2004-06-16 20:32:16

by eliot

[permalink] [raw]
Subject: PROBLEM: 2.6 kernels on x86 do not preserve FPU flags across context switches

Hi,

I am the team lead and chief VM developer for a Smaltalk implementation based on a JIT execution engine. Our customers have been seeing rare incorrect floating-point results in intensive fp applications on 2.6 kernels using various x86 compatible processors. These problems do not occur on previous kernel versons. We recently had occasion to reimplement our fp primitives to avoid severe performance problems on Xeon processors that were traced to Xeon's relatively slow implementation of fnclex and fstsw. The older implementaton would produce a result and test for a valid (non NaN, non Inf) result by examining the FPU status flags via fstsw. The newer implementation produces a result and tests its exponent for the NaN/Inf exponent. The new implementation does not show the rare incorrect floating-point results in intensive fp applications on 2.6 kernels. My conclusion is that context switches between the production of the result and the execution of the fstsw are the culprit, and that the context switch machinery fails to preserve the FPU status flags.

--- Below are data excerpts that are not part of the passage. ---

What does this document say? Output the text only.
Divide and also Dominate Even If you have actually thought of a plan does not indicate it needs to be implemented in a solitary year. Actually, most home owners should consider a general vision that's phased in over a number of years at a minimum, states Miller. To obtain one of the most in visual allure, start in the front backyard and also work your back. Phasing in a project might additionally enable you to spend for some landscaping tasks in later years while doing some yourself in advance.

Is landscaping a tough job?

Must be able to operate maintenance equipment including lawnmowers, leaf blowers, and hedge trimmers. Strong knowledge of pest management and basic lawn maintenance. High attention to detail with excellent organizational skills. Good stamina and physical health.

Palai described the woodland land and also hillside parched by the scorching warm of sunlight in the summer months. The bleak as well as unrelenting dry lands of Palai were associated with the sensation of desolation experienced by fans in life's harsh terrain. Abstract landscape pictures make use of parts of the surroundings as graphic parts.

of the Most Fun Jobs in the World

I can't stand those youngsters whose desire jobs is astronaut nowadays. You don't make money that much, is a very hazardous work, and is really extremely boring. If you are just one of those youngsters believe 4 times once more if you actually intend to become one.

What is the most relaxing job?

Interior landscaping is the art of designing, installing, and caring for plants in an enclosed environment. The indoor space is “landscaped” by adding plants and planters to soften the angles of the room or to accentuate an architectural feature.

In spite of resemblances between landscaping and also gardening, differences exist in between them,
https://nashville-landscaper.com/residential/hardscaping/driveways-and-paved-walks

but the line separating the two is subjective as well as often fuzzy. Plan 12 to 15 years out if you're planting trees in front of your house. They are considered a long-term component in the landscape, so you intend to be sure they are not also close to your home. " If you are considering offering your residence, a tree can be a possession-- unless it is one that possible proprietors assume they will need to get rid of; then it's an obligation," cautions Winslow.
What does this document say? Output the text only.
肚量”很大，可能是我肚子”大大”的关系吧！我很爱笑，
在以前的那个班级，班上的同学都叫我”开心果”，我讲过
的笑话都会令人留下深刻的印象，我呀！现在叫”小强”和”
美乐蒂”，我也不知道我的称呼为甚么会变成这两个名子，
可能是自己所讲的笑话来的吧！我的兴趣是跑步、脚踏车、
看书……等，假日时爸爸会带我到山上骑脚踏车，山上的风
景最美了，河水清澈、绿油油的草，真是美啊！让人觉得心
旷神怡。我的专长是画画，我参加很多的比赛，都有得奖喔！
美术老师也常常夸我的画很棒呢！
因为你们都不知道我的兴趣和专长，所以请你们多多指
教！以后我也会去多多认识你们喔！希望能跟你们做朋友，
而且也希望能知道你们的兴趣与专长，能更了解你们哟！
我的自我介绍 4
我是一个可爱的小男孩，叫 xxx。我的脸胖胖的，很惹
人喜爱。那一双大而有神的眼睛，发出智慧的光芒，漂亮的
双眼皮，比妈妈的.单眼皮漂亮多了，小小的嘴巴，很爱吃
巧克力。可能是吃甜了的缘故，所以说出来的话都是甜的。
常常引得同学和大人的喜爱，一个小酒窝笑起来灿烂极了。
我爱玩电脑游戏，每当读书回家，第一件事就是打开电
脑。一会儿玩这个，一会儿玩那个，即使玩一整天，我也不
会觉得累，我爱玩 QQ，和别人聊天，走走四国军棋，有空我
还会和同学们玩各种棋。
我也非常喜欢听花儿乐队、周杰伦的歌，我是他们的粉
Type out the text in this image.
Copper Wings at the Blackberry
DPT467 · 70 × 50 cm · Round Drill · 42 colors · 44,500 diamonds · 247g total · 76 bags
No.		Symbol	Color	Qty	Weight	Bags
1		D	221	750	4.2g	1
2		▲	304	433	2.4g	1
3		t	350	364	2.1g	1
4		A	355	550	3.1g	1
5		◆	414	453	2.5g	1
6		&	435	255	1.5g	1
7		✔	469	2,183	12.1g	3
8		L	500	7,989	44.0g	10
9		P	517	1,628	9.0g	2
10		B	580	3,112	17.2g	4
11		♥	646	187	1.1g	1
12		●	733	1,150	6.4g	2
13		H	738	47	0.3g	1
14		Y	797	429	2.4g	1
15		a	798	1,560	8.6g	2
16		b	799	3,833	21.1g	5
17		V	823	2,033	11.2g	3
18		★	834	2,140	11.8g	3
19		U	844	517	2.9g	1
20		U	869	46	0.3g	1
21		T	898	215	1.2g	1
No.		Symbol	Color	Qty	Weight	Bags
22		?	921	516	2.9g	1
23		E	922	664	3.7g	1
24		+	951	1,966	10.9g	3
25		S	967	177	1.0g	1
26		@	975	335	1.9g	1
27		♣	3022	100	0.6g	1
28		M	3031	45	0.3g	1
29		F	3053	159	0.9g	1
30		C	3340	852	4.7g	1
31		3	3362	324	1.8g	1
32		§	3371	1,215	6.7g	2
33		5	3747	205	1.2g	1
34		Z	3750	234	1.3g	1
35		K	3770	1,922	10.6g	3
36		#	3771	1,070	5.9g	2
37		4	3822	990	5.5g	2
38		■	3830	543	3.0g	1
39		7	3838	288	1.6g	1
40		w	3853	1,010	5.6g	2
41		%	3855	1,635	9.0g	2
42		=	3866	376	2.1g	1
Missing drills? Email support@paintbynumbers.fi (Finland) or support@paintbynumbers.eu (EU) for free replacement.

I don't know whether any action on your part is appropriate. The use of the FPU status flags is presumably rare on linux (I believe that neither gcc nor glibc make use of them). But "exotic" execution machinery such as runtimes for dynamic or functional languages (language implementations that may not use IEEE arithmetic and instead flag Infs and NaNs as an error) may fall foul of this issue. Since previous versions of the kernel on x86 apparently do preserve the FPU status flags perhaps its simple to preserve the old behaviour. At the very least let me suggest you document the limitation.

Sincerely,
---
Eliot Miranda ,,,^..^,,, mailto:[email protected]
VisualWorks Engineering, Cincom Smalltalk: scene not herd Tel +1 408 216 4581
3350 Scott Blvd, Bldg 36 Suite B, Santa Clara, CA 95054 USA Fax +1 408 216 4500



2004-06-16 21:06:09

by Richard B. Johnson

[permalink] [raw]
Subject: Re: PROBLEM: 2.6 kernels on x86 do not preserve FPU flags across context switches

On Wed, 16 Jun 2004 [email protected] wrote:

> Hi,
>
> I am the team lead and chief VM developer for a Smaltalk implementation based on a JIT execution engine. Our customers have been seeing rare incorrect floating-point results in intensive fp applications on 2.6 kernels using various x86 compatible processors. These problems do not occur on previous kernel versons. We recently had occasion to reimplement our fp primitives to avoid severe performance problems on Xeon processors that were traced to Xeon's relatively slow implementation of fnclex and fstsw. The older implementaton would produce a result and test for a valid (non NaN, non Inf) result by examining the FPU status flags via fstsw. The newer implementation produces a result and tests its exponent for the NaN/Inf exponent. The new implementation does not show the rare incorrect floating-point results in intensive fp applications on 2.6 kernels. My conclusion is that context switches between the production of the result and the execution of the fstsw are the culprit, and that the context switch machinery fails to preserve the FPU status flags.
>
> I don't know whether any action on your part is appropriate. The use of the FPU status flags is presumably rare on linux (I believe that neither gcc nor glibc make use of them). But "exotic" execution machinery such as runtimes for dynamic or functional languages (language implementations that may not use IEEE arithmetic and instead flag Infs and NaNs as an error) may fall foul of this issue. Since previous versions of the kernel on x86 apparently do preserve the FPU status flags perhaps its simple to preserve the old behaviour. At the very least let me suggest you document the limitation.
>
> Sincerely,
> ---
> Eliot Miranda ,,,^..^,,, mailto:[email protected]
> VisualWorks Engineering, Cincom Smalltalk: scene not herd Tel +1 408 216 4581
> 3350 Scott Blvd, Bldg 36 Suite B, Santa Clara, CA 95054 USA Fax +1 408 216 4500
>

All versions of the kernels preserve FPU state, including its flags
across context-switches. They use the FNSAVE/FRSTOR pair which saves
and restores the entire FPU environment including its flags. This
is very expensive, taking roughly 130 clocks for each operation.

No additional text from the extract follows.